The church also offers a Korean class that the pastor teaches himself. The students are Japanese, American, Brazilian and, now, Taiwanese — with yours truly.
“I want to do more for the local community,” Paster Kyung said, “I want this to be a multinational, multiethnic church. This is very important. American churches are very divided. It's not a healthy thing.”
THE FULLEST MOON
I have since enjoyed many a fabulous lunches at the church, but none as big and festive yet as on “Chuseok,” the Korean equivalent of Thanksgiving and harvest celebration. It's on the 15th day of the 8th month of the lunar calendar, which fell on Sept. 12 this year, when the moon is at its fullest and brightest.
There were dishes I could not name, but I ate too much of anyway. To compare Korean food with the Chinese food I grew up with is interesting. I can write a whole book on it. Both sport a lot of spiciness, but different kinds of spicy.
People gathered at the tables and tended to sit among their own age group. I thought that it was some kind of tradition.
“Not really,” a lady laughed. “We just have more to chat about with our age group.”
Funny what you notice when you try to find a seat for yourself.
The kids were eager to chat, and I finally caught up with them at a later lunch.
“I was born in Korea; I moved here when I was 3,” 15 year-old Yeong Hoon Choi said. “After a year I moved to L.A., and a year ago I moved back here. It's a very peaceful place.”
Yeong is very aware of his Korean roots. “My parents are both Korean, so I have a really big Korean 'push'. It's a really good culture,” he said. He reads and writes Korean, but said the grammar is “complicated.”
The other kids concurred. They talk among themselves in, well, English.
“I was the only Korean in my fifth grade.” Ha-Im Jang, 12, told me. I had to wonder what it felt like for her.
All of them had been to – or gone back to - South Korea to visit at one point and saw how different schools were there.
“Do you do anything different from your American classmates here, like, every day?” I asked.
“For starters, there is a lot more studying involved,” Yeong said, “but if I can maintain good grades, my parents don't really mind what I do.”
They also learn musical instruments without exception – piano, violin, guitar. Ha-Im plays piano with the choir.
“As a Korean kid, you have to sleep really really early!” Isaac Lee, 9, injected. We all laughed.
You walk away feeling that those kids are happy, energetic, full of life. Like my own daughter, they straddle two cultures, drinking eagerly from both, seemingly without any break, conflict or confusion.
EVERYONE HAS A STORY
For those who came over a bit later, things were not all fun and games.
“It was 1978, and I was 10,” Esther recalled, “I didn't even know how to say 'hi' when I came to the U.S. I went to a Korean school only the day before. I didn't know where United States was.”
She and her family lived with her uncle's family. Her aunt had to go grocery shopping every day for - get this - 19 people.
“People wondered why she had to buy so much,” she laughed, “but it's fun!”

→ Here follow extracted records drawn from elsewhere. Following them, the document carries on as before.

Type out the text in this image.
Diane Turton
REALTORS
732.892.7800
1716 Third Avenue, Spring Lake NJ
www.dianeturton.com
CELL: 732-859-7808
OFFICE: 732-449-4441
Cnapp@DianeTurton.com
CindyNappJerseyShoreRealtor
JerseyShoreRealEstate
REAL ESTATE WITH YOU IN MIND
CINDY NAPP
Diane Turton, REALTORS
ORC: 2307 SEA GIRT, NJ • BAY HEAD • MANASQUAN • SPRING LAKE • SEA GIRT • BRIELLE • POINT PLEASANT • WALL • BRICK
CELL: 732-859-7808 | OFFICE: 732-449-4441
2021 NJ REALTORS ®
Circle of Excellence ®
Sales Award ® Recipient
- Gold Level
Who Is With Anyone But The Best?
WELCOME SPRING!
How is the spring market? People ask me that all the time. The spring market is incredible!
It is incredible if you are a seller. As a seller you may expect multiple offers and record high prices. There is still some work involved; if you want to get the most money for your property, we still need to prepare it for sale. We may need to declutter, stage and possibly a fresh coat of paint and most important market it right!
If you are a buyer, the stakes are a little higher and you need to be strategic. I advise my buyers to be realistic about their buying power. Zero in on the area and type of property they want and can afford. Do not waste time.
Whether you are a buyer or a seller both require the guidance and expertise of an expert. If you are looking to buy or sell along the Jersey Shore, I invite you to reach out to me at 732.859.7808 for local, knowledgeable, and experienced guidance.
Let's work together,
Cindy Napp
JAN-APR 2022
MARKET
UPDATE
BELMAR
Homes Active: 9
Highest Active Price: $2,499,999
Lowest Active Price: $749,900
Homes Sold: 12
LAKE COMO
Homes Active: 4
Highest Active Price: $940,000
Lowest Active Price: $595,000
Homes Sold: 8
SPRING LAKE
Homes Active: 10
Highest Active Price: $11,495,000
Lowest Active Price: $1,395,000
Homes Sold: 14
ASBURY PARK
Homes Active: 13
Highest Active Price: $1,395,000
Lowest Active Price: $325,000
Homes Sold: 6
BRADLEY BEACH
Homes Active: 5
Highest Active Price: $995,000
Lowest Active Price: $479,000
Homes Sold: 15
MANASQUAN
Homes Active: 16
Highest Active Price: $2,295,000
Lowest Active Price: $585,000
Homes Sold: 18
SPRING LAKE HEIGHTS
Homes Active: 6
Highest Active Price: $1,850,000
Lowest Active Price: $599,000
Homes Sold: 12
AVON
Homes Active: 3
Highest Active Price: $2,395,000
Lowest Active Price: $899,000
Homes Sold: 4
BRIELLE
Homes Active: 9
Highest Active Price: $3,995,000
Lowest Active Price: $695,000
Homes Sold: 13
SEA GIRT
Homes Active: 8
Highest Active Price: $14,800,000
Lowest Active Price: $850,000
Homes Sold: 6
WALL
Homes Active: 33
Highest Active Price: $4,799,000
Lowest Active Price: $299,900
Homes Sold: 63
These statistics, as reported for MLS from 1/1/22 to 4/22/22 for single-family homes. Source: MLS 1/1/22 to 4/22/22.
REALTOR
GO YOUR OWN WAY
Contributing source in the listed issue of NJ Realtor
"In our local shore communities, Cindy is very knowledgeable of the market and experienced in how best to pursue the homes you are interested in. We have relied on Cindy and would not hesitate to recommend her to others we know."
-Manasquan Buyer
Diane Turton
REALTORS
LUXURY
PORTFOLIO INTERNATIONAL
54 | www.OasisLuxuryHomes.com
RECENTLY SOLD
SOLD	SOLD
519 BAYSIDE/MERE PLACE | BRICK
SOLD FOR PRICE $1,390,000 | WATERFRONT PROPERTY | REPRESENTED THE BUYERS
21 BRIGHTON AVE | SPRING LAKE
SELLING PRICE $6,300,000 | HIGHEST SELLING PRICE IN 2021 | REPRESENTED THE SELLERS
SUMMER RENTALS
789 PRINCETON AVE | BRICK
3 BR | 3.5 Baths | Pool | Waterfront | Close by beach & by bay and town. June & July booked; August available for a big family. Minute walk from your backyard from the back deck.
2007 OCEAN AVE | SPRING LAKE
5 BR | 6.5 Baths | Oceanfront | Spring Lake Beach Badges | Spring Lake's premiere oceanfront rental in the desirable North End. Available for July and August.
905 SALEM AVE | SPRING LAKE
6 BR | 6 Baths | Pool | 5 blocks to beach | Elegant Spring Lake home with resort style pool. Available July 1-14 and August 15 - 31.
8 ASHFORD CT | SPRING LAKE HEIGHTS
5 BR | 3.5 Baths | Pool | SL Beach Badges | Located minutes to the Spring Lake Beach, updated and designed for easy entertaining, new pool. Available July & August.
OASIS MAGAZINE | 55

She made it sound fun. Esther is beautiful, fashionable, MSU educated, owns her own beauty supply and clothing retail and interprets for the church service. She sings in the choir, too. Whatever internal and cultural conflict she had once felt, she had resolved it within herself.
“By talking a lot. I had discussions with my father all the time.” she explained. “Different people have different life stories. Some are sadder than others. But my life has been very fortunate. I got all the education American juniors get. I'm blessed.”
I am constantly struck by how optimistic, well-adjusted and warm my new Korean friends are when they look at and speak of just about everything. There seems to be internal sunshine emanating from them. There are indeed sadder stories – unemployment, disability, disenfranchisement, as in every other community. They speak of those hardships with dignity, sometimes even with a smile.
And with humility, too. A most endearing trait I pick up in them.
“I can't speak for the Korean community,” everyone tells me, “I don't know too much about the community.”
“You ARE Korean community, “ I reassure each one of them. And they make a fine community indeed. I'm very happy that I've found it.